You cannot change these settings after you sync the user accounts. To assign a token to a user that does not have these options selected, you must resend the Token Activation email. For more information, go to Resend Activation Email.
- Click Add.
The Add Group Sync window closes. - Click Save.
After you add a group sync, AuthPoint syncs users from Directories and Domain Services and creates an AuthPoint user account for each user identified by the group sync. If the group sync returns more users than you have available AuthPoint licenses, the sync only creates as many users as your license supports.
The newly created AuthPoint user accounts appear on the Users page with a green Activated status icon next to the user name. The Activated status icon indicates that the user has been created and is currently active (not blocked). You can identify users synced from an external identity by the Entra ID label in the Type column in the list of users.
Each user receives an email that they use to activate their token in the AuthPoint mobile app. When a user activates their token, you can view their token in the Token column with a green Activated status icon next to the token.
If a user does not receive the token activation email, you can send the user a new activation email so that they can activate their token. If you chose not to automatically assign a mobile token to a user, you can use this option to create a token for them and send them the token activation email. For detailed steps to resend the activation email, go to Resend Activation Email.
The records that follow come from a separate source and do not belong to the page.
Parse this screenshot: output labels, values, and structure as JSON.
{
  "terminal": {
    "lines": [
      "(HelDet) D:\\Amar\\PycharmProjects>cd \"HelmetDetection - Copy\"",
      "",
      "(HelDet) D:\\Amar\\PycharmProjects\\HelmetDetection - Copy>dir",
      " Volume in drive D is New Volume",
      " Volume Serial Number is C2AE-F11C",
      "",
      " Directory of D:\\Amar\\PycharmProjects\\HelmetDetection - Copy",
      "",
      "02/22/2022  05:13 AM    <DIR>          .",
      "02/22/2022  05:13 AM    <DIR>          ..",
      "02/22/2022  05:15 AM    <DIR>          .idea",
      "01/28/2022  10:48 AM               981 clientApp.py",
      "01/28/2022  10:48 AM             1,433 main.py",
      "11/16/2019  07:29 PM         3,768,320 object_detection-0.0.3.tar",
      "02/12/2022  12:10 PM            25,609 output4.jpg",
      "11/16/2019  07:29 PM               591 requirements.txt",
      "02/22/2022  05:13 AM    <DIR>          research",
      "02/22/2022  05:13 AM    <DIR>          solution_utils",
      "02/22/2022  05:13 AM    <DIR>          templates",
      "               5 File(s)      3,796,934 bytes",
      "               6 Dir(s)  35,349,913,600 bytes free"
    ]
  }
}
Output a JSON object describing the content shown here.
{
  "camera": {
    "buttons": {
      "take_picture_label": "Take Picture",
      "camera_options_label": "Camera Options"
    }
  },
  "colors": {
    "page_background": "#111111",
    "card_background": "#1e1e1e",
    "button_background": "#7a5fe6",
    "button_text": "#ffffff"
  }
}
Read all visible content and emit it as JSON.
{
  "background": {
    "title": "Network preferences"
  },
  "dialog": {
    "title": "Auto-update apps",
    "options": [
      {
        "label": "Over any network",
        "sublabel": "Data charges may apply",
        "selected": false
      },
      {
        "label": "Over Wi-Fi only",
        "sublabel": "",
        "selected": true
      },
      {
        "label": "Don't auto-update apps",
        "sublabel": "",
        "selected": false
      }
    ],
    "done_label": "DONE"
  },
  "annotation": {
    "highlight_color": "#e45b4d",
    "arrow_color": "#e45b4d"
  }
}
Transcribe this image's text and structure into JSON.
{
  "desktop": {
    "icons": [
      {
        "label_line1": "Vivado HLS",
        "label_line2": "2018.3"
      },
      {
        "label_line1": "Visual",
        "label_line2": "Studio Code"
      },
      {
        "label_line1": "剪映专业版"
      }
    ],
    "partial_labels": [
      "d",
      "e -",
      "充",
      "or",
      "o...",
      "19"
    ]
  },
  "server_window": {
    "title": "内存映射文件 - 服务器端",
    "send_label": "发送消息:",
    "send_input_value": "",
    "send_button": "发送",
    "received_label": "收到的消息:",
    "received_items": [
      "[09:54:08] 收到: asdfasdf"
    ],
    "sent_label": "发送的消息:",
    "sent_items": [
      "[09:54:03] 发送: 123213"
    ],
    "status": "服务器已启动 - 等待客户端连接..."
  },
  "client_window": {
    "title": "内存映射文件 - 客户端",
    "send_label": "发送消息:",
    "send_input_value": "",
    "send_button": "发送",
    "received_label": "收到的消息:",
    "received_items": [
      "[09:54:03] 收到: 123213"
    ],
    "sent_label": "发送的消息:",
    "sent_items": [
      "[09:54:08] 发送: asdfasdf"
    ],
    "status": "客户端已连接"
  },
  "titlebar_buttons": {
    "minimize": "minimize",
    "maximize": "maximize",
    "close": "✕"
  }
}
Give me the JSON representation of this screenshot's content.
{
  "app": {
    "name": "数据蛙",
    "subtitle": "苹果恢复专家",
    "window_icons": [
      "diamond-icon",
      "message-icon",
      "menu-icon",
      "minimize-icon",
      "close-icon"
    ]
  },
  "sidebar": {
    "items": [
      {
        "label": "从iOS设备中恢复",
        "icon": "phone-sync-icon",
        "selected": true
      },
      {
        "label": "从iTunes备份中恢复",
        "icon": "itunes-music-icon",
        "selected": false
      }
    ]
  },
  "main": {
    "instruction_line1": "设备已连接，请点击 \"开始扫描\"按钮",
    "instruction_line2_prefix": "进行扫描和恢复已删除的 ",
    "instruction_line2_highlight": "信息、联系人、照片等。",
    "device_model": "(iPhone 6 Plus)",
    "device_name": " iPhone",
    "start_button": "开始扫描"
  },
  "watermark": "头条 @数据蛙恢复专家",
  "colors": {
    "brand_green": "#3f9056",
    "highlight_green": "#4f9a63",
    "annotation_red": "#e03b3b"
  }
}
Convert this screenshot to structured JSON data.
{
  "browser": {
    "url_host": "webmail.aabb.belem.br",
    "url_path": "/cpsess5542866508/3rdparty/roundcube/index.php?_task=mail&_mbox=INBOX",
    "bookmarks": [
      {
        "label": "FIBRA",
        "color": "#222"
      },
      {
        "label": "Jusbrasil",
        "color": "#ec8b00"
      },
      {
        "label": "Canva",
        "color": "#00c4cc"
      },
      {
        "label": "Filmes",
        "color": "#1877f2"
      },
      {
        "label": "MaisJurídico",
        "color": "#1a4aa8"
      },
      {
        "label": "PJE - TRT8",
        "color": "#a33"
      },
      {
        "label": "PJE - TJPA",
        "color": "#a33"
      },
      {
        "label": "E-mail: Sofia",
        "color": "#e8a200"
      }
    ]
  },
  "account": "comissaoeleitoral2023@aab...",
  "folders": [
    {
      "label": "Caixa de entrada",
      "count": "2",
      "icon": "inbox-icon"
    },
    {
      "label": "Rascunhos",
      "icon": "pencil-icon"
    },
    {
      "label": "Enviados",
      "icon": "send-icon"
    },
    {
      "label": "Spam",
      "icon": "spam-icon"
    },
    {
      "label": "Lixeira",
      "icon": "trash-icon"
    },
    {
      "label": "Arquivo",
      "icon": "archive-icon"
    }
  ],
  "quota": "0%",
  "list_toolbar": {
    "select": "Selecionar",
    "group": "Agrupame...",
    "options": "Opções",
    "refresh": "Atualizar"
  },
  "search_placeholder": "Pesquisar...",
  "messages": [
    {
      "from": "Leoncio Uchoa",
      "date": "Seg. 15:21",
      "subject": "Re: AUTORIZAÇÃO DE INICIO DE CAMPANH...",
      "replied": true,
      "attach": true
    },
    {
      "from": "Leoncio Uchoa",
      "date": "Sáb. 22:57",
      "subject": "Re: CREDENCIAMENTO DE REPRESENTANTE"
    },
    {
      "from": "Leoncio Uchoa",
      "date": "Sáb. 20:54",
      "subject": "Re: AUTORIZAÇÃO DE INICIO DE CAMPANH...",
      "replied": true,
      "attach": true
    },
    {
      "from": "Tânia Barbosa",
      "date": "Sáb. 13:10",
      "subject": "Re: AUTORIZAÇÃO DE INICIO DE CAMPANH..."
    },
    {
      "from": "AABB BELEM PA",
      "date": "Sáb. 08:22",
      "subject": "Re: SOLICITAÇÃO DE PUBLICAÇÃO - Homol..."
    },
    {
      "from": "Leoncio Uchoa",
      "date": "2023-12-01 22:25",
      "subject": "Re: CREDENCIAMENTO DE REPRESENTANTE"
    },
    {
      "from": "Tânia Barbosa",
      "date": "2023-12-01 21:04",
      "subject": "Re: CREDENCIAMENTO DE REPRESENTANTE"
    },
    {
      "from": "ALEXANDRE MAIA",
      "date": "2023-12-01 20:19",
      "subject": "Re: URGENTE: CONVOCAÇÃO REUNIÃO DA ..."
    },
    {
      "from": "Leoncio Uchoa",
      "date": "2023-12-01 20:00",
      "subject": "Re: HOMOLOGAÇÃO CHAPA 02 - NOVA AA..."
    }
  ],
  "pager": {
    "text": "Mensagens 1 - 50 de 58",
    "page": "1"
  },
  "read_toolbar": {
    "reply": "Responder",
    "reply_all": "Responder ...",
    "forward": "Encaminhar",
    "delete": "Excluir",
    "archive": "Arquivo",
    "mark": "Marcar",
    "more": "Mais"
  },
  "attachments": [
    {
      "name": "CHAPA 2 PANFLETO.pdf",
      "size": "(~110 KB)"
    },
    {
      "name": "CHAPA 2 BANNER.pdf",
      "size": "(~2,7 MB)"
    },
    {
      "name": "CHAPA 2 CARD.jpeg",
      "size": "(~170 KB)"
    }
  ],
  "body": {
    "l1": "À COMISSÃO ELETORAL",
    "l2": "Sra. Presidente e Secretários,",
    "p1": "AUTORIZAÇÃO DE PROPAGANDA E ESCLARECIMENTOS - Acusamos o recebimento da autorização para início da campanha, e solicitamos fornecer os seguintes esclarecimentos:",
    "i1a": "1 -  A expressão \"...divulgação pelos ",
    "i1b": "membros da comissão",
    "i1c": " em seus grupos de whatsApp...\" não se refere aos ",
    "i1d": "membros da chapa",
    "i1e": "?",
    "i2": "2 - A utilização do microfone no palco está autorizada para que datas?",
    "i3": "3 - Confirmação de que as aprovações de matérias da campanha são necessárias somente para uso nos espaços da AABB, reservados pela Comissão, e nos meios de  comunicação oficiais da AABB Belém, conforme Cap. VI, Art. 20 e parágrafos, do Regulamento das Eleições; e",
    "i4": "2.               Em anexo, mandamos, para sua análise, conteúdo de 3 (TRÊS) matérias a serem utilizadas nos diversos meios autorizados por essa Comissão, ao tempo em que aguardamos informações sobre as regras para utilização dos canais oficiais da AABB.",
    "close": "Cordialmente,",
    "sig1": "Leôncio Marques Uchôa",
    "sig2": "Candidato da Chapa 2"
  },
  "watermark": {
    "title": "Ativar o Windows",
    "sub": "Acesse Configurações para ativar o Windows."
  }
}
The newly created groups appear on the Groups page. You can identify synced groups in the Groups list by the Entra ID label in the Type column.
If you change the name of a synced group in Entra ID, the synced group in AuthPoint automatically updates to match. You cannot edit the synced groups in AuthPoint.
If you delete a group in Entra ID, or if you delete the group sync, the synced group is not deleted in AuthPoint. You must manually delete the synced group in AuthPoint.